Voilà pourquoi le glyphosate devait être reconduit. Le scénario était écrit. Plus de 800 000 tonnes de glyphosate continueront d’inonder la planète chaque année. Avec des effets délétères sur la biodiversité et des risques avérés pour la santé de l’homme. Aux Etats-Unis, Bayer vient de perdre un quatrième procès, le 19 novembre. Un jury du Missouri a condamné la multinationale à verser plus d’1,5 milliard de dollars à quatre plaignants qui affirmaient que le Roundup était responsable de leur cancer. Plus de 50 000 plaintes pour des dommages causés par le Roundup sont toujours actives outre- Atlantique. Dix ans. Un fameux bail…

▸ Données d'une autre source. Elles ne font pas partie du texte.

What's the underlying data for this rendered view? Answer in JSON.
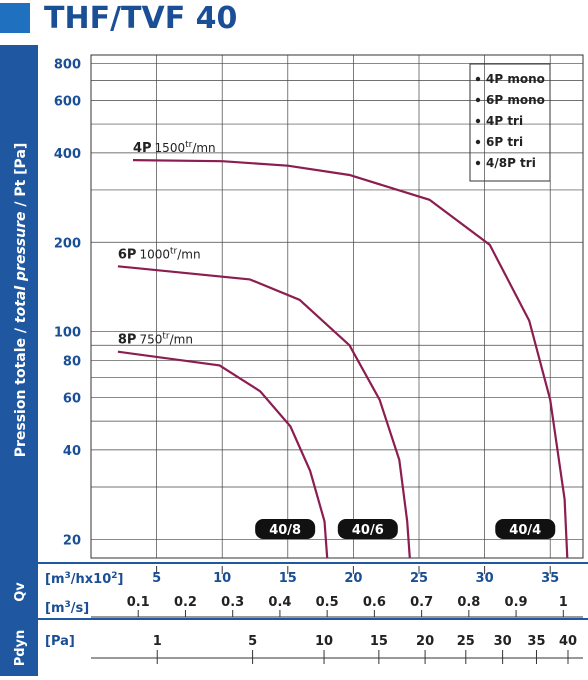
{
  "title": "THF/TVF 40",
  "y_axis_label": [
    "Pression totale / ",
    "total pressure",
    " / Pt [Pa]"
  ],
  "chart_data": {
    "type": "line",
    "y_scale": "log",
    "grid": true,
    "ylim": [
      17.3,
      854
    ],
    "yticks": [
      20,
      40,
      60,
      80,
      100,
      200,
      400,
      600,
      800
    ],
    "y_minor_grid": [
      30,
      50,
      70,
      90,
      300,
      500,
      700
    ],
    "xlim": [
      0,
      37.5
    ],
    "xticks": [
      5,
      10,
      15,
      20,
      25,
      30,
      35
    ],
    "series": [
      {
        "name": "4P",
        "speed": "1500",
        "speed_sup": "tr",
        "speed_unit": "/mn",
        "badge": "40/4",
        "color": "#8c1d50",
        "x": [
          3.2,
          10,
          15,
          19.7,
          25.8,
          30.4,
          33.4,
          35,
          36.1,
          36.3
        ],
        "values": [
          378,
          375,
          362,
          337,
          278,
          196,
          109,
          59,
          27.3,
          17.3
        ]
      },
      {
        "name": "6P",
        "speed": "1000",
        "speed_sup": "tr",
        "speed_unit": "/mn",
        "badge": "40/6",
        "color": "#8c1d50",
        "x": [
          2.05,
          12.1,
          15.9,
          19.7,
          22,
          23.5,
          24.1,
          24.3
        ],
        "values": [
          166,
          150,
          128,
          90,
          59,
          37,
          23,
          17.3
        ]
      },
      {
        "name": "8P",
        "speed": "750",
        "speed_sup": "tr",
        "speed_unit": "/mn",
        "badge": "40/8",
        "color": "#8c1d50",
        "x": [
          2.05,
          9.8,
          12.9,
          15.2,
          16.7,
          17.8,
          18.0
        ],
        "values": [
          85.6,
          77,
          63,
          48,
          34,
          23,
          17.3
        ]
      }
    ],
    "legend": [
      "4P mono",
      "6P mono",
      "4P tri",
      "6P tri",
      "4/8P tri"
    ],
    "qv_label": "Qv",
    "qv_unit": [
      "[m",
      "3",
      "/hx10",
      "2",
      "]"
    ],
    "m3s_unit": [
      "[m",
      "3",
      "/s]"
    ],
    "x2lim": [
      0,
      1.0417
    ],
    "x2ticks": [
      0.1,
      0.2,
      0.3,
      0.4,
      0.5,
      0.6,
      0.7,
      0.8,
      0.9,
      1
    ],
    "pdyn_label": "Pdyn",
    "pdyn_unit": "[Pa]",
    "pdyn_scale": "sqrt",
    "pdyn_lim": [
      0.02,
      42.5
    ],
    "pdyn_ticks": [
      1,
      5,
      10,
      15,
      20,
      25,
      30,
      35,
      40
    ]
  }
}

Un autre texte-clé sur les pesticides rejeté
Comme si cela ne suffisait pas, le Parlement européen a rejeté, le 22 novembre, un texte central du Green Deal (Pacte vert) européen. Il s’agit de la nouvelle réglementation sur l’usage durables des pesticides, soutenue par plus de 6000 chercheurs européens. Ce texte prévoyait de diminuer l’utilisation de ces produits de 50 % d’ici 2030. Le but : sauver la biodiversité et protéger la santé des citoyens. Les partis de droite avaient truffé la proposition d’amendements (comme le report de l’entrée en vigueur de la réglementation) qui l’avait rendue imbuvable pour les Ecologistes et les partis de gauche. Leur espoir était que le texte soit renvoyé en Commission de l’environnement comme ce fut le cas pour celui concernant la restauration de la nature, qui avait été finalement sauvé. Mais, cette fois, les groupes de droite et d’extrême-droite ont refusé. Le texte sur les pesticides est donc mort. Et enterré ? En tout cas pour cette mandature. Les débats sont renvoyés à l’après-élection européenne qui doit se dérouler en 2024. Et vu le climat actuel, où la plus grande formation du Parlement, le PPE, prône une « pause environnementale », on peut craindre un enterrement de première classe.